# Gentoo Mail-HOWTO

## Esmeralda

Hallo!

Bin gerade dabei meinem Gentoo das Mailen beizubringen. Nur ist das, auch nach dem Studium diverser HOWTOs, FAQs usw., nicht ganz so einfach für einen Einsteiger...  :Smile: 

Gibt es irgendwo ein Gentoo-Mail-HOWTO? Installiert habe ich postfix als MTA, pine, fetchmail. Es läuft alles "irgendwie", aber nicht so rund wie es soll. postfix verschickt Mails z.B. über GMX (bis ich smtp auth am Laufen hatte...). Dafür schreibt es die From-Adresse um (via canoncial). Das ist aber auch doof, weil ich jetzt intern keine Mails mehr verschicken kann...  :Sad:  Ich möchte nur die Mails umgeschrieben haben, die intern nicht verschickt werden können. Wie geht das? Außerdem will ich gar nicht unbedingt den GMX-Mailserver verwenden, sondern die Mails lieber gleich an den Zielrechner per SMTP zustellen. Aber das geht nicht, da meine (interne) Domain natürlich im DNS-System nicht bekannt ist. Aber angeblich geht das trotzdem irgendwie...

fetchmail läuft auch irgendwie, aber ich blicke bei den verschiedenen Mailboxformaten nicht durch. Usw. usf....... Deshalb die Frage nach dem HOWTO. Hat jemand vielleicht eine Idee, wo ich am sinnvollsten weiterlesen kann??

Nochwas: Wer ist eigentlich für die Meldung über die Anzahl neuer Mails nach dem Login zuständig?
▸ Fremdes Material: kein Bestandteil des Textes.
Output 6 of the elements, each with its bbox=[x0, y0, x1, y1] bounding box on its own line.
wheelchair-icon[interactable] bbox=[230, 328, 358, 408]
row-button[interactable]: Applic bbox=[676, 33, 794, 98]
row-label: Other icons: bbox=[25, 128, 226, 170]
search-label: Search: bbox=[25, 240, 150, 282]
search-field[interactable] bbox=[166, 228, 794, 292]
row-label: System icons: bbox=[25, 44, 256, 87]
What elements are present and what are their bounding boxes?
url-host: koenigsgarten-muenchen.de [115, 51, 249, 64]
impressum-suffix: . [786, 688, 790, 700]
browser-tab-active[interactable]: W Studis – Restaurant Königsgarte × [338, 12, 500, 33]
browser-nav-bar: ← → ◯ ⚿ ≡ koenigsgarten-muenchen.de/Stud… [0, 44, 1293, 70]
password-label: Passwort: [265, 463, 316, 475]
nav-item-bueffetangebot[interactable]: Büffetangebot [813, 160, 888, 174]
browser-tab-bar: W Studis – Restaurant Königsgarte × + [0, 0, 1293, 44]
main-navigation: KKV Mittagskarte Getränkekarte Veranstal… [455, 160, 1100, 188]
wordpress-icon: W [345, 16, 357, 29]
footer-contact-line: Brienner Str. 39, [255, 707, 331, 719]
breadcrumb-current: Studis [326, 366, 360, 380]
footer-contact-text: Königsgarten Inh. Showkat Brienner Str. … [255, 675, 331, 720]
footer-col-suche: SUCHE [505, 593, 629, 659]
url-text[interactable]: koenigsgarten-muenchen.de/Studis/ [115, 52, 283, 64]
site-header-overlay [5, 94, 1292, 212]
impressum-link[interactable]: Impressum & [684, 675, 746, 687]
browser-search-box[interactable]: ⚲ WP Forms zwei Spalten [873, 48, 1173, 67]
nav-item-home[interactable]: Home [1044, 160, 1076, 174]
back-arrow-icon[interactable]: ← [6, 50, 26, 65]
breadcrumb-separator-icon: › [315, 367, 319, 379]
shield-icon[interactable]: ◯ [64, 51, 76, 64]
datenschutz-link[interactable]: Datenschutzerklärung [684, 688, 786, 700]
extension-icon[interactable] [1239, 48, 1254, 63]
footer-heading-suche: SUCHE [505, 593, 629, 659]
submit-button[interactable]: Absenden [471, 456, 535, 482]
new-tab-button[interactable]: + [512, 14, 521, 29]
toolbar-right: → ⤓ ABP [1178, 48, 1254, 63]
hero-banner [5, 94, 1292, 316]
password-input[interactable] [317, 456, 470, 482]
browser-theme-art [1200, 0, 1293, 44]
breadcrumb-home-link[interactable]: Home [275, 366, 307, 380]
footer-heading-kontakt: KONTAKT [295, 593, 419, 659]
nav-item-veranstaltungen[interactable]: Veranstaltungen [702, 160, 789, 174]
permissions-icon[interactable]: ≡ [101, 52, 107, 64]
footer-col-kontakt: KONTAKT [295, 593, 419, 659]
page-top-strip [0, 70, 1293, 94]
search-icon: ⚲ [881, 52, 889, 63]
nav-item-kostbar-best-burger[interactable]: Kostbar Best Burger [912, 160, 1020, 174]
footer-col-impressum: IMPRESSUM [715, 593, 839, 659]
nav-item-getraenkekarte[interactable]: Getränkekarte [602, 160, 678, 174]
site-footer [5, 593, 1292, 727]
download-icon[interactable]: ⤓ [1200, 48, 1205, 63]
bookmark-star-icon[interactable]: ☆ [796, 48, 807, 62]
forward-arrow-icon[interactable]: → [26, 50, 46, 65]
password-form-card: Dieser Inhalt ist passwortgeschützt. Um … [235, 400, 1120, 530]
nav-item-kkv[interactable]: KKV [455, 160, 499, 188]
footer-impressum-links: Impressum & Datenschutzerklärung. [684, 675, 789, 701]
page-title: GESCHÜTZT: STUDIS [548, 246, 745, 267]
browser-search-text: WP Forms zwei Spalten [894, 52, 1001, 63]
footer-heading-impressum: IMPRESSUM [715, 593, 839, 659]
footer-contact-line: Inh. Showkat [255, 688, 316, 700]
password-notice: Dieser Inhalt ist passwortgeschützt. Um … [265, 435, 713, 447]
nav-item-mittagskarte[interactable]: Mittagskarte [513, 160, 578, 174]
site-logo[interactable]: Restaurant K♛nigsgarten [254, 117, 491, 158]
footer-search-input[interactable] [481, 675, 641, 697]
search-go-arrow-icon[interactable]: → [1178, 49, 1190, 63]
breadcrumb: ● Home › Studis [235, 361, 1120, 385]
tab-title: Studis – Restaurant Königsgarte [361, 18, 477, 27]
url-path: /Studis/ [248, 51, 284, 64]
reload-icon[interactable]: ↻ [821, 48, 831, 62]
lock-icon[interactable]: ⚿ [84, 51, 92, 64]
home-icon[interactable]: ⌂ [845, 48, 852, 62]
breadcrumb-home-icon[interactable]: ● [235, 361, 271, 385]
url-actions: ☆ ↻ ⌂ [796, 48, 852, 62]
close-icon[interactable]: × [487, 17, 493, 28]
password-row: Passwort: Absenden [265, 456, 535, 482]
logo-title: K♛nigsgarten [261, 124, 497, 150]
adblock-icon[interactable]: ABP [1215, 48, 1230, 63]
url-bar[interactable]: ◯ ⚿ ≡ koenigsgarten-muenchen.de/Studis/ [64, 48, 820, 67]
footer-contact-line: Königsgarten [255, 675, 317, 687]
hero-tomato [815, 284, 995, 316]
Die Bash?

Hm, naja, für etwas Lesestoff wäre ich sehr dankbar!!

Viele Grüße,

----------

## wudmx

also ich hab jetzt auch meine 2. gentoo installation hinter mir, und naja, das mit dem mail-system hat bei mir letztes mal auch nicht perfekt funktioniert... ich weiss jetzt nicht, was du schon gelesen hast, aber vielleicht hilft das hier noch weiter:

http://www.gentoo.org/doc/en/guide-to-mutt.xml

http://www.gentoo.org/doc/en/virt-mail-howto.xml

----------

## dumdey

Hi Esmeralda,

ich habe mich im grossen und ganzen an

http://www.gentoo.de/inhalte/doku/einrichtung/desktop/

gehalten.

Hier findest Du ganz nuetzlich Infos

http://www.linux-tin.org/tin.german/setupguide/server/suse/html/mailserver.htm

Und hier nochmal Infos zu SMTP-Auth

http://www.tuxhausen.de/postfix_smtp_auth.html

Ansonsten habe ich einige Einstellungen mit WEBMIN gemacht.

Ich kann lokale Mails auf meinem 'Server' schreiben. Eine 'eigene' Domain habe ich mir via www.dyndns.org geholt. Somit ist es auch möglich mir Emails an meinen Server zu schicken (natuerlich nur wenn er auch online ist   :Smile:  )

BTW: Es ist nicht sehr sinnvoll deinen Mailserver direkt Mails verschicken zu lassen. Grund: Die meisten Dial-In IP-Adressen sind auf eine 'Quasi-Spam-Liste', soll heissen das deine Mails von dem anderen Server abgelehnt werden. Deswegen macht es schon Sinn einen SMTP-Server vom Mail-Provider zu nutzen...

Gruss...

----------

## meyerm

Hi,

 *Esmeralda wrote:*   

> aber ich blicke bei den verschiedenen Mailboxformaten nicht durch

 

mbox: fuer jeden Ordner in deinem Mail-Ordner existiert eine einzige Datei (auch Deine inbox demnach) in welcher alle Mail nacheinander drin stehen. nicht so fein.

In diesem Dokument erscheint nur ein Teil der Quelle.